Operators therefore can’t afford to neglect the potential for new revenue streams. Wholesale and B2B businesses need to streamline, encourage efficiency, and make everything software-defined. This requires an evolution of their current business model from bulk standalone solutions to delivering things ‘as a service’ in a decentralized, virtualized network.

How can legacy Tier 1s make the shift

“A softwarized and cloudified network requires operators to partner closely with hyperscalers, system integrators (SI), and new software-as-a-service (SaaS) vendors.”

McKinsey 2022

Tier 1 operators are simply not equipped with the knowledge or infrastructure to evolve rapidly or at scale. To achieve the transformation they’re aiming for, they need to outsource to organizations who have the expertise to create something secure, connected and resilient.

In particular, those organizations with legacy infrastructure should take advantage of more innovative partners who can deliver new capabilities, such as next-generation solutions and/or a vendor agnostic ecosystem.

These qualities will better position Tier 1s to evolve. Disruptive solutions will help to effectively unify their legacy and virtualized environments, while a best of breed vendor ecosystem will steer them away from their past mistakes, such as deploying suites of disparate solutions over time. In addition, best of breed approaches provide telcos with a model for value-added differentiation in an environment where they are struggling with churn, engagement and personalization.

Finding the right expertise is a challenge

The big challenge is that most companies can’t do it all on their own. They aren’t specialized in, for example, creating virtualized solutions while also achieving seamless integrations with the applications.
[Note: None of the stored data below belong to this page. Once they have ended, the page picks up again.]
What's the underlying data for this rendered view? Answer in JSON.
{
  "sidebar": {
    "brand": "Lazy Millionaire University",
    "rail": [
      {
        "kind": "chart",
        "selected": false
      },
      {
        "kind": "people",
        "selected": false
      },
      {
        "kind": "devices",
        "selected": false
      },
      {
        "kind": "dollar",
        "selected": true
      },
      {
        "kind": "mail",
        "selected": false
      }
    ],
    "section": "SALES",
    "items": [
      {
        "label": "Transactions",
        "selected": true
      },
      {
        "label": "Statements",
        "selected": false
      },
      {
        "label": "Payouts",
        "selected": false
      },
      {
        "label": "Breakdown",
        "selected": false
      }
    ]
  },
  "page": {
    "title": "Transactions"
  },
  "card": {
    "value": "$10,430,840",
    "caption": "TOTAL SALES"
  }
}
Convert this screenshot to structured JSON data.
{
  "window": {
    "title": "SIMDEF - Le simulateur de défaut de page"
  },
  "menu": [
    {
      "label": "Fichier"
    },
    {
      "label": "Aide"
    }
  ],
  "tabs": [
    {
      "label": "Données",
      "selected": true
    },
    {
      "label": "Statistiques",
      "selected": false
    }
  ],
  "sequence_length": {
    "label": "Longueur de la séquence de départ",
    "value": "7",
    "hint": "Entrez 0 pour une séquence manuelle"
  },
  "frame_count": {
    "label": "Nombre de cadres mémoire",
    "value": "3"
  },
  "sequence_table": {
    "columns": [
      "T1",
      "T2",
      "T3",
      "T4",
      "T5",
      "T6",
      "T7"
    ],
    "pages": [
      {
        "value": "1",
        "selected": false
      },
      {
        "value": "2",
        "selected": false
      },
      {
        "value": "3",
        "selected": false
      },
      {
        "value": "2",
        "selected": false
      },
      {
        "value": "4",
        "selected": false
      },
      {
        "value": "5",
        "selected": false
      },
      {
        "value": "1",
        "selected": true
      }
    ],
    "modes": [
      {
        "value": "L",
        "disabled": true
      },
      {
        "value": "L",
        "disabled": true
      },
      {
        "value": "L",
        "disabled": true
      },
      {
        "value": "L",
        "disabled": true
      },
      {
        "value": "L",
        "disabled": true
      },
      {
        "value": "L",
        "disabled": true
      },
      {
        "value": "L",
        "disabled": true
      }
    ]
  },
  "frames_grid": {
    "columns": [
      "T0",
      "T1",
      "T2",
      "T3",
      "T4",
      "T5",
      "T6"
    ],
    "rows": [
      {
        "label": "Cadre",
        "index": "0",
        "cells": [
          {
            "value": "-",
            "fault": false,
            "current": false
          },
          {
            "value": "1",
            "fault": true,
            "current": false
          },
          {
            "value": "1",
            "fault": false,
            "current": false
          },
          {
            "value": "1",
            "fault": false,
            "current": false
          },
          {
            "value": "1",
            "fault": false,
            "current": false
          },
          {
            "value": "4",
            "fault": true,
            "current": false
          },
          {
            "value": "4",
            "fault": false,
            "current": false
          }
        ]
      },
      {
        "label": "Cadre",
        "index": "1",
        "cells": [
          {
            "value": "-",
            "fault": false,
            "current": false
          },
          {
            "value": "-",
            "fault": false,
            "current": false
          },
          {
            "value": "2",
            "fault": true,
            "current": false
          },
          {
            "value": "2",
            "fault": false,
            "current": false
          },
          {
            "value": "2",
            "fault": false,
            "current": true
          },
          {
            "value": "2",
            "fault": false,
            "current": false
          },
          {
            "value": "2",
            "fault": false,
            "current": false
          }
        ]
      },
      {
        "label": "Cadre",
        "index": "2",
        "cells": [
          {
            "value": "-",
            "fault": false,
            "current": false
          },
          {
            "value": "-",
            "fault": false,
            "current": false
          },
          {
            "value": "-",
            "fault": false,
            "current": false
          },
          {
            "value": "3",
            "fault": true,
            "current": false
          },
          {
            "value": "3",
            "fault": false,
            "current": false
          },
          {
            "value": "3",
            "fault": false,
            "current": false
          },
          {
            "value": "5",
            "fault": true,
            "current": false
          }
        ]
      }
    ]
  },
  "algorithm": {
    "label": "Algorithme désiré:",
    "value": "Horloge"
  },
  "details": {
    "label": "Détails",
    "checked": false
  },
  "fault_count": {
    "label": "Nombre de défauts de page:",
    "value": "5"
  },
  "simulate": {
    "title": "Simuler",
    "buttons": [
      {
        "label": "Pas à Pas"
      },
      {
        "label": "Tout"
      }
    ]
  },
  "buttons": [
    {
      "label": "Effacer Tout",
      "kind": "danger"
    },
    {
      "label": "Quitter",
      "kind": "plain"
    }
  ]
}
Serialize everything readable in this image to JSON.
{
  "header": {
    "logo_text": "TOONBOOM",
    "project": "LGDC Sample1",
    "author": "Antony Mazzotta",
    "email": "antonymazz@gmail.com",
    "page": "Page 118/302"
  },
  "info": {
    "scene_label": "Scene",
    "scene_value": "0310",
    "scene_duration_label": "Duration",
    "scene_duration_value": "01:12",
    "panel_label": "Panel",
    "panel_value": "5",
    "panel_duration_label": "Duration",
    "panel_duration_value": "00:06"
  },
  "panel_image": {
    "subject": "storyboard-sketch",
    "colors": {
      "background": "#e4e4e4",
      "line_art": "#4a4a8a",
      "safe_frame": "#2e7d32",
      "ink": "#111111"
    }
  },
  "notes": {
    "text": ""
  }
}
For example, software companies can skillfully manage OSS/BSS solutions, but do not have the expertise to consolidate their applications. The result is disconnected solutions. On the other hand, telco giants can manage everything from radio to data centers, but their OPEX is massive which limits their agility.

To achieve true network transformation, rather than small, siloed changes, telcos need to leverage the expertise of systems integrators who can consolidate, build, and virtualize. This ensures their suite of software solutions are not only unified, but cost-effective.

Why leverage systems integration

Using a systems integrator overcomes traditional network issues, making integration, flexibility, quality, and seamless consolidation a priority upfront. With a vendor agnostic approach, systems integrators can build a tailored solution to deliver best of breed convergence within next-generation virtualized networks.

Odine partners with organizations to help them build the best solutions possible. We have the unique expertise and knowledge to build virtualized solutions for the core and for wholesale. Our solutions do not simply deliver software – they deliver efficiency, security, and automation as a service, while transforming your OSS/BSS solutions.

By putting your network into your own virtualized private cloud, you can significantly reduce your vendor count, solution costs, and resources required to manage them. In doing so, telcos can deliver a more secure, optimized, and enhanced service for their customers, while we take care of the rest. This is a highly disruptive option – which a systems integrator can achieve at a fraction of the time and cost than an operator could if attempting this form of transformation independently.

This shift is essential, enabling organizations to act fast, fully monetize their current and future offerings, and match the level of agility that the market and consumers are demanding from them.